Adam Phillips (born 19 September 1954) is a British psychotherapist and essayist.
Since 2003 he has been the general editor of the new Penguin Modern Classics translations of Sigmund Freud. He is also a regular contributor to the London Review of Books.
Joan Acocella, writing in The New Yorker, described Phillips as "Britain's foremost psychoanalytic writer", an opinion echoed by historian Élisabeth Roudinesco in Le Monde.
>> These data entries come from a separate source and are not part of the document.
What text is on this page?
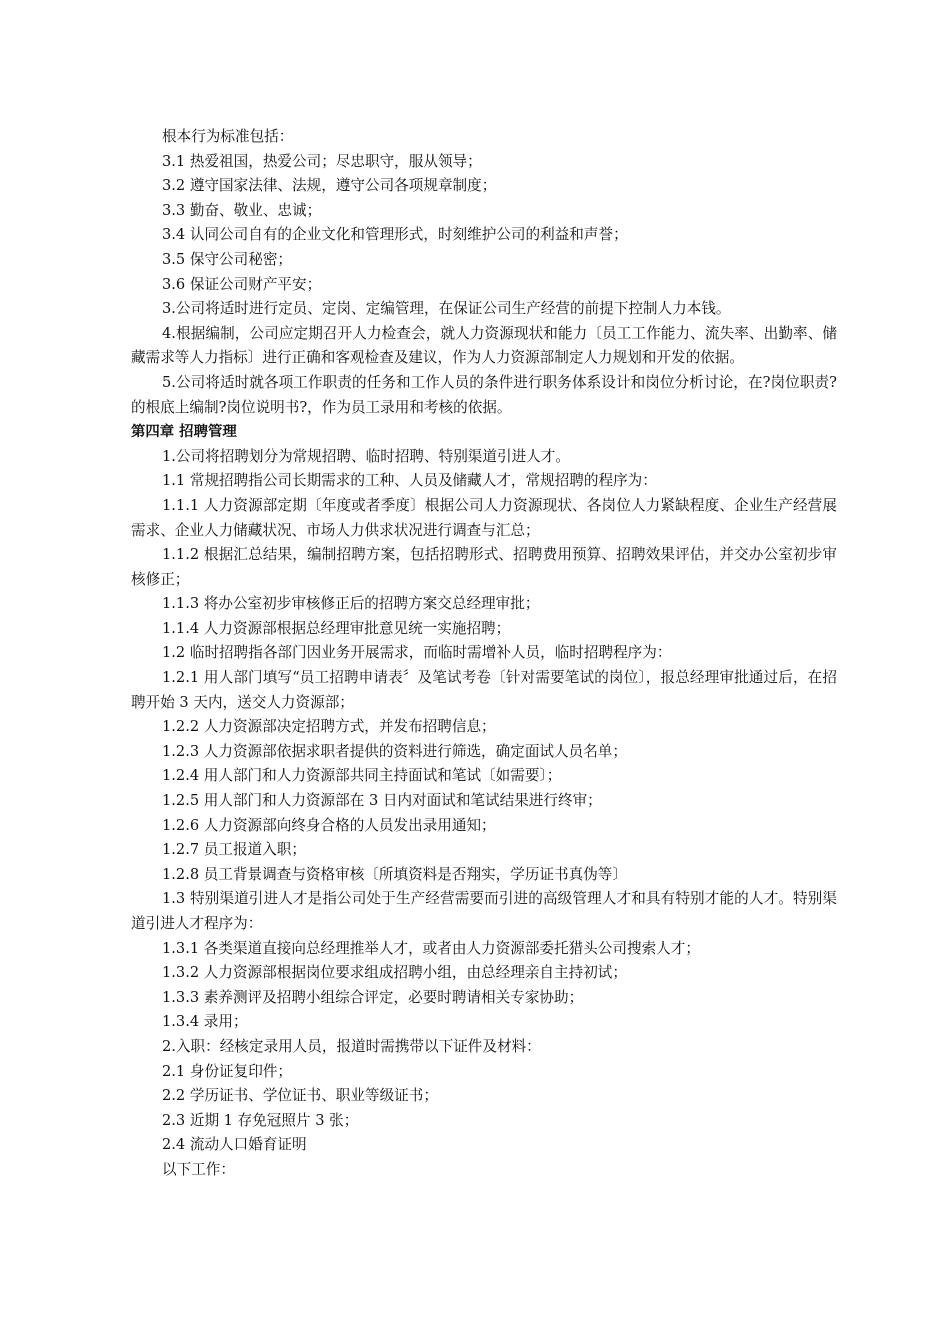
根本行为标准包括：

3.1 热爱祖国，热爱公司；尽忠职守，服从领导；

3.2 遵守国家法律、法规，遵守公司各项规章制度；

3.3 勤奋、敬业、忠诚；

3.4 认同公司自有的企业文化和管理形式，时刻维护公司的利益和声誉；

3.5 保守公司秘密；

3.6 保证公司财产平安；

3.公司将适时进行定员、定岗、定编管理，在保证公司生产经营的前提下控制人力本钱。

4.根据编制，公司应定期召开人力检查会，就人力资源现状和能力〔员工工作能力、流失率、出勤率、储藏需求等人力指标〕进行正确和客观检查及建议，作为人力资源部制定人力规划和开发的依据。

5.公司将适时就各项工作职责的任务和工作人员的条件进行职务体系设计和岗位分析讨论，在?岗位职责?的根底上编制?岗位说明书?，作为员工录用和考核的依据。

第四章 招聘管理

1.公司将招聘划分为常规招聘、临时招聘、特别渠道引进人才。

1.1 常规招聘指公司长期需求的工种、人员及储藏人才，常规招聘的程序为：

1.1.1 人力资源部定期〔年度或者季度〕根据公司人力资源现状、各岗位人力紧缺程度、企业生产经营展需求、企业人力储藏状况、市场人力供求状况进行调查与汇总；

1.1.2 根据汇总结果，编制招聘方案，包括招聘形式、招聘费用预算、招聘效果评估，并交办公室初步审核修正；

1.1.3 将办公室初步审核修正后的招聘方案交总经理审批；

1.1.4 人力资源部根据总经理审批意见统一实施招聘；

1.2 临时招聘指各部门因业务开展需求，而临时需增补人员，临时招聘程序为：

1.2.1 用人部门填写“员工招聘申请表〞及笔试考卷〔针对需要笔试的岗位〕，报总经理审批通过后，在招聘开始 3 天内，送交人力资源部；

1.2.2 人力资源部决定招聘方式，并发布招聘信息；

1.2.3 人力资源部依据求职者提供的资料进行筛选，确定面试人员名单；

1.2.4 用人部门和人力资源部共同主持面试和笔试〔如需要〕；

1.2.5 用人部门和人力资源部在 3 日内对面试和笔试结果进行终审；

1.2.6 人力资源部向终身合格的人员发出录用通知；

1.2.7 员工报道入职；

1.2.8 员工背景调查与资格审核〔所填资料是否翔实，学历证书真伪等〕

1.3 特别渠道引进人才是指公司处于生产经营需要而引进的高级管理人才和具有特别才能的人才。特别渠道引进人才程序为：

1.3.1 各类渠道直接向总经理推举人才，或者由人力资源部委托猎头公司搜索人才；

1.3.2 人力资源部根据岗位要求组成招聘小组，由总经理亲自主持初试；

1.3.3 素养测评及招聘小组综合评定，必要时聘请相关专家协助；

1.3.4 录用；

2.入职：经核定录用人员，报道时需携带以下证件及材料：

2.1 身份证复印件；

2.2 学历证书、学位证书、职业等级证书；

2.3 近期 1 存免冠照片 3 张；

2.4 流动人口婚育证明

以下工作：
Phillips was born in Cardiff, Wales in 1954, the child of second-generation Polish Jews. He grew up as part of an extended family of aunts, uncles and cousins and describes his parents as "very consciously Jewish but not believing". As a child, his first interest was the study of tropical birds and it was not until adolescence that he developed an interest in literature. He was educated at Clifton College. He went on to study English at St John's College, Oxford, graduating with a third class degree. His defining influences are literary – he was inspired to become a psychoanalyst after reading Carl Jung's autobiography and he has always believed psychoanalysis to be closer to poetry than medicine: "For me, psychoanalysis has always been of a piece with the various languages of literature—a kind of practical poetry." He began his training soon after leaving Oxford, underwent four years of analysis with Masud Khan and qualified to practise at the age of 27. He had a particular interest in children and began working as a child psychotherapist: "one of the pleasures of child psychotherapy is that it is, as it were, psychoanalysis for a non-psychoanalytic audience." From 1990 to 1997 he was principal child psychotherapist at Charing Cross Hospital in London. Phillips worked in the National Health Service for seventeen years but became disillusioned with its tightening bureaucratic demands. He currently divides his time between writing and his private practice in Notting Hill. For a number of years he was in a relationship with the academic Jacqueline Rose. He has been a visiting professor at the University of York English department since 2006.